Let \(G\) be the graph/tree given in the input.

We may think of a BFS over a state-transition graph, where the states are denoted by a triple \((u, v, k)\) such that:

• \(\{u, v\}\) is an edge in \(G\) in either direction, meaning you just stepped through that edge and arrived at \(v\).
• \(k\) is an integer \(0 \le k < K\), representing the number of single steps taken modulo \(K\).

And that there are transitions from \((u, v, k)\) to \((v, w, (k + 1) \text{ mod }K)\), where:

• \(\{v, w\}\) is an edge in \(G\)
• \(w \ne u \vee k = 0\) [i.e. don’t “double back” on an edge unless we’ve just “landed” from a \(K\)-length jump]

The source state would be \((x, 1, 0)\) for any arbitrary \(\{x, 1\} \in G\), and the answer for each vertex \(v\) would be \(\min _u \text{dist}(u, v, 0) / K\).

However, this will exceed the time limit. This is because even though you have only \(O(NK)\) possible states, a vertex of \(G\) with degree \(d\) may be visited up to \(d \cdot K\) times, thus producing \(\Theta(d^2 K)\) transitions, taking \(\Theta(N^2K)\) time in the worst case.

To fix it, we only process transitions from equivalence classes \((*, v, k)\) up to twice each.
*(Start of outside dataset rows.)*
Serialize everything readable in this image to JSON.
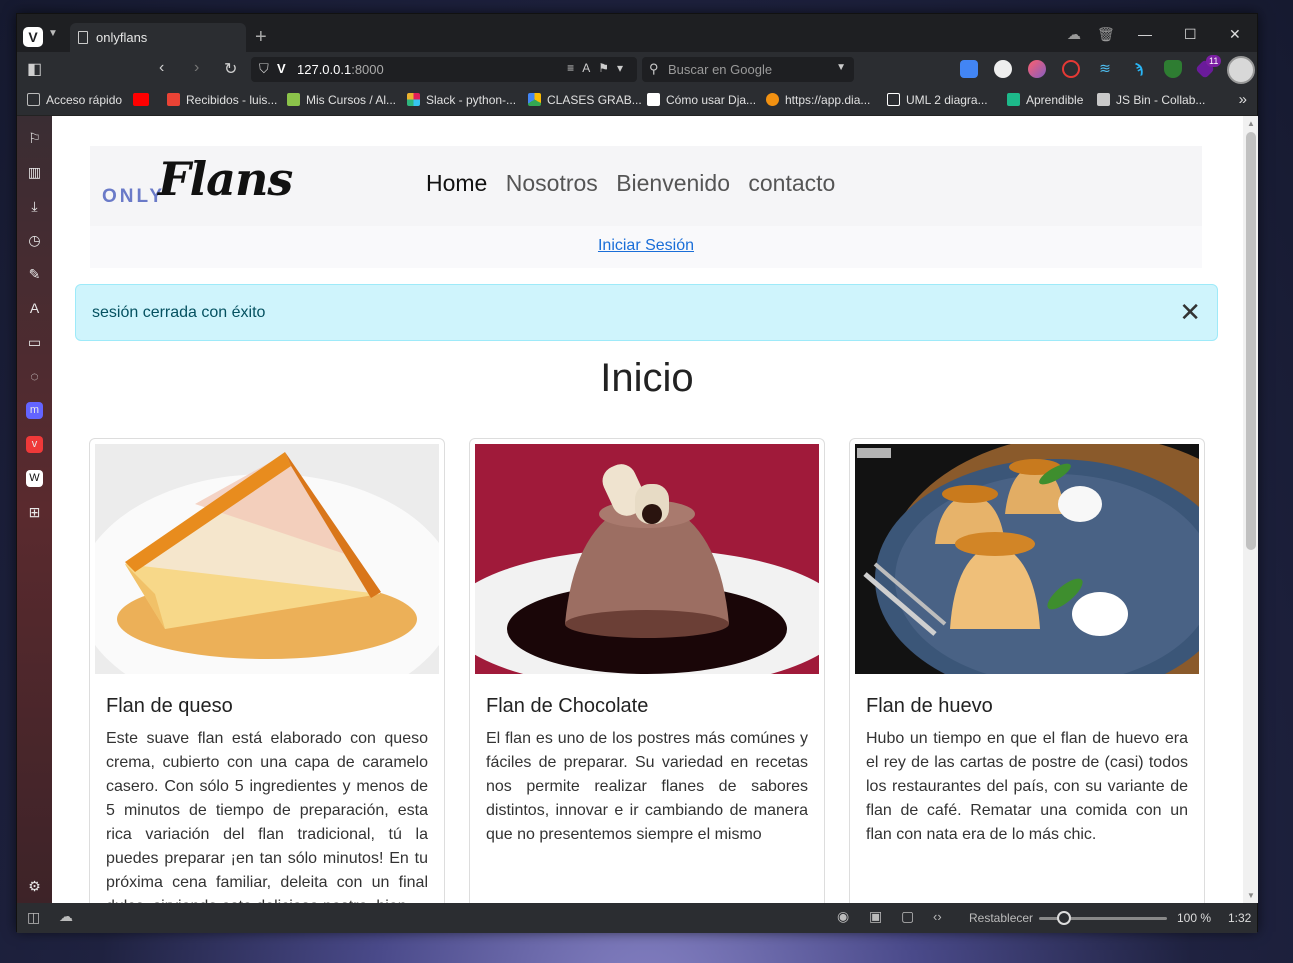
{
  "browser": {
    "tab_title": "onlyflans",
    "url_host": "127.0.0.1",
    "url_port": ":8000",
    "search_placeholder": "Buscar en Google",
    "extension_badge": "11",
    "bookmarks": [
      {
        "label": "Acceso rápido",
        "color": "#9aa0a6"
      },
      {
        "label": "",
        "color": "#ff0000"
      },
      {
        "label": "Recibidos - luis...",
        "color": "#ea4335"
      },
      {
        "label": "Mis Cursos / Al...",
        "color": "#8bc34a"
      },
      {
        "label": "Slack - python-...",
        "color": "#e01e5a"
      },
      {
        "label": "CLASES GRAB...",
        "color": "#fbbc04"
      },
      {
        "label": "Cómo usar Dja...",
        "color": "#ffffff"
      },
      {
        "label": "https://app.dia...",
        "color": "#f29111"
      },
      {
        "label": "UML 2 diagra...",
        "color": "#ffffff"
      },
      {
        "label": "Aprendible",
        "color": "#1db98a"
      },
      {
        "label": "JS Bin - Collab...",
        "color": "#c9c9c9"
      }
    ],
    "status": {
      "reset_label": "Restablecer",
      "zoom": "100 %",
      "zoom_fraction": 0.2,
      "clock": "1:32"
    }
  },
  "site": {
    "logo_only": "ONLY",
    "logo_flans": "Flans",
    "nav": [
      "Home",
      "Nosotros",
      "Bienvenido",
      "contacto"
    ],
    "login_link": "Iniciar Sesión",
    "alert_message": "sesión cerrada con éxito",
    "alert_close": "✕",
    "page_title": "Inicio",
    "cards": [
      {
        "title": "Flan de queso",
        "text": "Este suave flan está elaborado con queso crema, cubierto con una capa de caramelo casero. Con sólo 5 ingredientes y menos de 5 minutos de tiempo de preparación, esta rica variación del flan tradicional, tú la puedes preparar ¡en tan sólo minutos! En tu próxima cena familiar, deleita con un final dulce, sirviendo este delicioso postre, bien"
      },
      {
        "title": "Flan de Chocolate",
        "text": "El flan es uno de los postres más comúnes y fáciles de preparar. Su variedad en recetas nos permite realizar flanes de sabores distintos, innovar e ir cambiando de manera que no presentemos siempre el mismo"
      },
      {
        "title": "Flan de huevo",
        "text": "Hubo un tiempo en que el flan de huevo era el rey de las cartas de postre de (casi) todos los restaurantes del país, con su variante de flan de café. Rematar una comida con un flan con nata era de lo más chic."
      }
    ]
  }
}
This is because when we transition from \((u, v, k)\), we will then visit all \((v, w, (k + 1) \text{ mod }K)\) with the possible exception of \(w = u\). The second transition from \((*, v, k)\) would then be from a different edge and thus would definitely cover \(w = u\).

Thus, each vertex of \(G\) will only be transitioned from up to \(2K\) times, and thus the solution will run in \(O(NK)\), which should be fast enough to pass.